The Index calculation also includes health and economic measures, as the extent of government response. While Pakistan may have lagged behind trace and test, the steps on the economic front measured on the lines of income support, utility payments waivers, debt relief, salary financing support are the ones Pakistan has taken well.

This is not to suggest that Pakistan can now hurry in lifting the restrictions. A lockdown Rollback Checklist developed under the same research effort finds Pakistan more towards ‘more ready to exit lockdown’ along with the likes of US, Russia, China and Singapore. No wonder most countries have not completely lifted the restrictions but are gradually thinking of doing the same.

Why lockdown is necessary and its parallel woes:

Lockdown was inevitable due to the contagious nature of Covid-19 and the already overburdened health care system. But unplanned lockdown has proven to be devastating for the poorest segments in the society. According to the labor force survey, there are 20 million daily wagers in Pakistan, if every daily wager has five dependent family members, the lockdown will result in food insecurity for almost 50 per cent population of Pakistan. Out of the 20 million daily wagers, 8 million are not employed in the agricultural sector and their income has reduced to zero.

They need immediate support for food and other necessities. Owing to the huge budget deficit, current account deficit, low tax collection and soaring local and foreign debt, the government has neither the capacity nor has the mechanism for the provision of relief to the daily wagers. The political elite, businessmen and industrialists are working for their vested interest, so they have little part to play in this crisis.

Middle class constitutes 35% of Pakistan’s population and so they have an important role to play. If every middle-class family supports a poor family, we can successfully manage the long term effects of the lockdown. But, the question arises: Middle class itself finds it difficult to manage their finances due to stagnant income, inflation, and higher taxation, how will they be able to help the poor?

Read more: Lockdown eased: Will state be successful in ensuring social distancing?

Most Middle-class families employee housemaids. These housemaids represent the most deserving segment of society. Unfortunately, wages paid to them are as low as 100 rupees per day or RS.3000 per month.

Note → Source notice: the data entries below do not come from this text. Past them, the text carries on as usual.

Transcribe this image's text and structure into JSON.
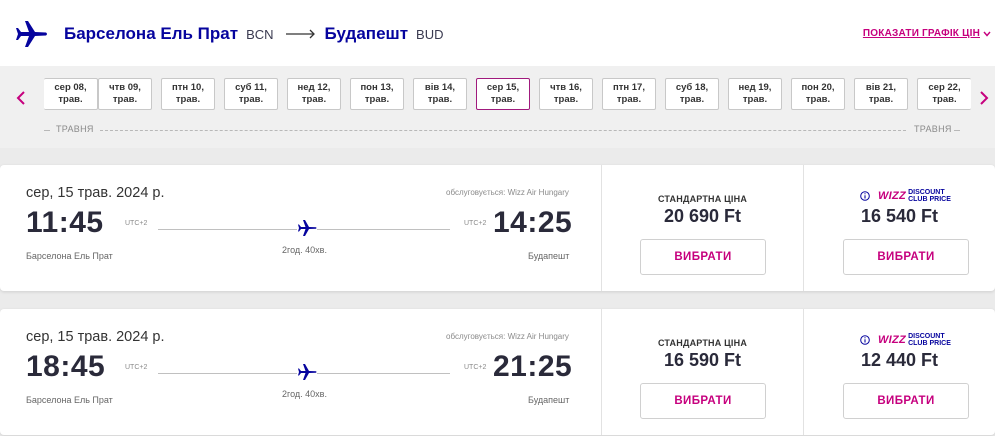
{
  "header": {
    "origin_city": "Барселона Ель Прат",
    "origin_code": "BCN",
    "destination_city": "Будапешт",
    "destination_code": "BUD",
    "price_chart_link": "ПОКАЗАТИ ГРАФІК ЦІН"
  },
  "dates": [
    {
      "day": "сер 08,",
      "month": "трав."
    },
    {
      "day": "чтв 09,",
      "month": "трав."
    },
    {
      "day": "птн 10,",
      "month": "трав."
    },
    {
      "day": "суб 11,",
      "month": "трав."
    },
    {
      "day": "нед 12,",
      "month": "трав."
    },
    {
      "day": "пон 13,",
      "month": "трав."
    },
    {
      "day": "вів 14,",
      "month": "трав."
    },
    {
      "day": "сер 15,",
      "month": "трав.",
      "selected": true
    },
    {
      "day": "чтв 16,",
      "month": "трав."
    },
    {
      "day": "птн 17,",
      "month": "трав."
    },
    {
      "day": "суб 18,",
      "month": "трав."
    },
    {
      "day": "нед 19,",
      "month": "трав."
    },
    {
      "day": "пон 20,",
      "month": "трав."
    },
    {
      "day": "вів 21,",
      "month": "трав."
    },
    {
      "day": "сер 22,",
      "month": "трав."
    }
  ],
  "month_label_left": "ТРАВНЯ",
  "month_label_right": "ТРАВНЯ",
  "flights": [
    {
      "date": "сер, 15 трав. 2024 р.",
      "operated_by": "обслуговується: Wizz Air Hungary",
      "departure_time": "11:45",
      "arrival_time": "14:25",
      "departure_utc": "UTC+2",
      "arrival_utc": "UTC+2",
      "duration": "2год. 40хв.",
      "departure_city": "Барселона Ель Прат",
      "arrival_city": "Будапешт",
      "standard_label": "СТАНДАРТНА ЦІНА",
      "standard_price": "20 690 Ft",
      "club_price": "16 540 Ft",
      "select_label": "ВИБРАТИ"
    },
    {
      "date": "сер, 15 трав. 2024 р.",
      "operated_by": "обслуговується: Wizz Air Hungary",
      "departure_time": "18:45",
      "arrival_time": "21:25",
      "departure_utc": "UTC+2",
      "arrival_utc": "UTC+2",
      "duration": "2год. 40хв.",
      "departure_city": "Барселона Ель Прат",
      "arrival_city": "Будапешт",
      "standard_label": "СТАНДАРТНА ЦІНА",
      "standard_price": "16 590 Ft",
      "club_price": "12 440 Ft",
      "select_label": "ВИБРАТИ"
    }
  ],
  "club_badge": {
    "logo_text": "WIZZ",
    "line1": "DISCOUNT",
    "line2": "CLUB PRICE"
  },
  "colors": {
    "brand_navy": "#06049e",
    "brand_magenta": "#c6007e",
    "selected_border": "#a01a7d"
  },
  "icons": {
    "logo": "airplane-icon",
    "route_arrow": "long-arrow-right-icon",
    "chart_link": "chevron-down-icon",
    "nav_prev": "chevron-left-icon",
    "nav_next": "chevron-right-icon",
    "track": "airplane-icon",
    "club_info": "info-icon"
  }
}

This amount is equal to a one-time bill of dining at a hotel or fast food outlet. If we can manage to skip a dinner outside, with the saved amount, we could double the salary of a housemaid. Do not give them charity give them their due right with dignity. It is time to recheck our expenditures and monthly budget. We need to divert our spending from unnecessary luxury items to necessities for the poor.

There are many things we can cut from our monthly home budget e.g we could save on the electricity bill by not using the air conditioner for the next two months. We could reduce our cell phone bill to minimal. We could cut our fuel bill by working from home. We could save an amount on the maintenance of our motor vehicle. And lastly, we should stop using costly packed foods.